Il faut dire, pour être juste, que l’auteur s’offre des phrases à l’emporte-pièce à propos de certains acteurs de terrain. Quand il écrit, p. 201, « l’inertie complice des commandants intermédiaires rendit possible l’abattoir limité de Morsbronn », il franchit un pas que les pièces ne permettent pas. Rien, dans les carnets, ne soutient une ‘complicité’: on y voit des appels qui s’éteignent, des renvois à la voix, des retours à la cavalerie parce que la fumée empêche de régler l’artillerie d’appui. La machine se grippe, l’homme bricole, parfois avec panache, parfois avec aplomb déplacé. On y lit des appels interrompus et des relais muets; et elle impose un partage des responsabilités qui finit toujours par contrarier l’appétit d’un procureur.
Le livre fait aussi un beau travail de débroussaillage dans la tradition iconographique. Il restitue à la charge des cuirassiers sa place: une action de panache dans une séquence où, déjà, la journée avait pris son pli à la lisière du bois et au câble de campagne entre Gunstett et Haguenau, posé à la hâte sur piquets et le long des haies. Cela ne gêne personne si l’on consent à distinguer l’image qui émeut de la cause qui produit. À la Colline, on continuera de déposer des gerbes; au Musée, on gagnerait à placer, à côté de la lithographie tant de fois reproduite, une simple clé Morse sous lampe, avec, pourquoi pas, une légende recopiée des carnets: ‘9 h 47: silence.’
On entend déjà l’objection: la panne serait froide. C’est faux. Elle enseigne la modestie organisée, la prudence dans l’enthousiasme des plans. Elle apprend à qui commande à vérifier un fil et un caisson autant que l’impulsion noble. Elle rappelle, aussi, que le 6 août, s’il tient dans les livres, tient surtout parce que des hommes ont ramassé le désordre et, dans le tumulte, tenu assez pour que l’offensive d’en face s’arrête. Ce que le livre rétablit, c’est la chaîne matérielle du courage.

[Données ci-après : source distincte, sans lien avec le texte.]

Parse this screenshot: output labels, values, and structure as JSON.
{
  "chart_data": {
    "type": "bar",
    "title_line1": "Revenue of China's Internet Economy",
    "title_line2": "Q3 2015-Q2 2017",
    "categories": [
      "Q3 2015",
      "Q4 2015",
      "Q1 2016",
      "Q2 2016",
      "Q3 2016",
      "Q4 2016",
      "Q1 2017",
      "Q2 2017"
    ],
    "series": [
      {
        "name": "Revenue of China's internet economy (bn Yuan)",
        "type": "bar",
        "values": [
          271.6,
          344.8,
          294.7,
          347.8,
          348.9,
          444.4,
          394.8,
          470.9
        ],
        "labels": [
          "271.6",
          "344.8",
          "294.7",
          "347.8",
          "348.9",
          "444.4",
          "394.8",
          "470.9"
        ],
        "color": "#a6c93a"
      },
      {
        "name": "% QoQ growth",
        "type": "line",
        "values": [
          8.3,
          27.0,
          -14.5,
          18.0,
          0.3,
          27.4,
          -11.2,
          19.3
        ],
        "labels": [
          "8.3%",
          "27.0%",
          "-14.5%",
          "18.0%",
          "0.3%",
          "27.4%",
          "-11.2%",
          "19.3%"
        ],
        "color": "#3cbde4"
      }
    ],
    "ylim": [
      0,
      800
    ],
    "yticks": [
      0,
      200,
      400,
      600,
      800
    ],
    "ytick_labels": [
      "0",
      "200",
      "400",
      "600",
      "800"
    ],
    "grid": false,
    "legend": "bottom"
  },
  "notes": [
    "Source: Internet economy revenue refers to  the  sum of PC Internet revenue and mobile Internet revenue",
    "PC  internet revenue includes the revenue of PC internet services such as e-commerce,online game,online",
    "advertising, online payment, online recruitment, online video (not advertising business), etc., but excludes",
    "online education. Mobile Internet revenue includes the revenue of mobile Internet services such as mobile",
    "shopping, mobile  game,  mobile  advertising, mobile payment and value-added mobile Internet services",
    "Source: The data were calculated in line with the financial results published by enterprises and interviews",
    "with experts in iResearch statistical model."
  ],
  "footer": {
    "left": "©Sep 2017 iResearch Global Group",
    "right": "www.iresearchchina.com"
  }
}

J’écris cela en sortant du Musée de Woerth un lundi de pluie fine. Dans la vitrine des transmissions, on voit les bobines et les fils sur leurs supports en bois, luisants d’une cire récente; on voit la clé Morse reconstituée, et l’œil cherche aussitôt un opérateur. Dans la boutique, à côté des cartes postales de la charge, le livre d’Acker est posé, tranche encore raide. Il ne vendra pas plus mal parce que le Tram fait grise mine un week-end ou que la Société tempête au micro. Il vendra parce qu’il met en crise les fictions paresseuses et qu’il rappelle des noms et des heures. Et parce qu’il place sous nos pas, pour la saison qui s’ouvre, un sol plus sûr pour raconter.
Je n’absous pas ses outrances, et je signe son apport. Aux lecteurs qui cherchent des héros, il donnera des gestes. Aux lecteurs qui cherchent des coupables, il donnera des chaînes. Il faudra lire à la loupe ses charges contre les colonels, et ne pas en faire un viatique pour régler, par confort, des comptes avec des morts faciles; il faudra, inversement, tenir ferme face à ceux qui voudraient refermer l’armoire aux carnets. La ligne a bel et bien grillé; la mention « 9 h 47: silence » figure, noir sur blanc, dans le fonds D.146 des Archives militaires d’Haguenau.
Vous savez… le 6 août, ça bourdonne dans la tête des gens. Nous, on regarde les fleurs; le reste, hein, on verra après les foins, vous savez.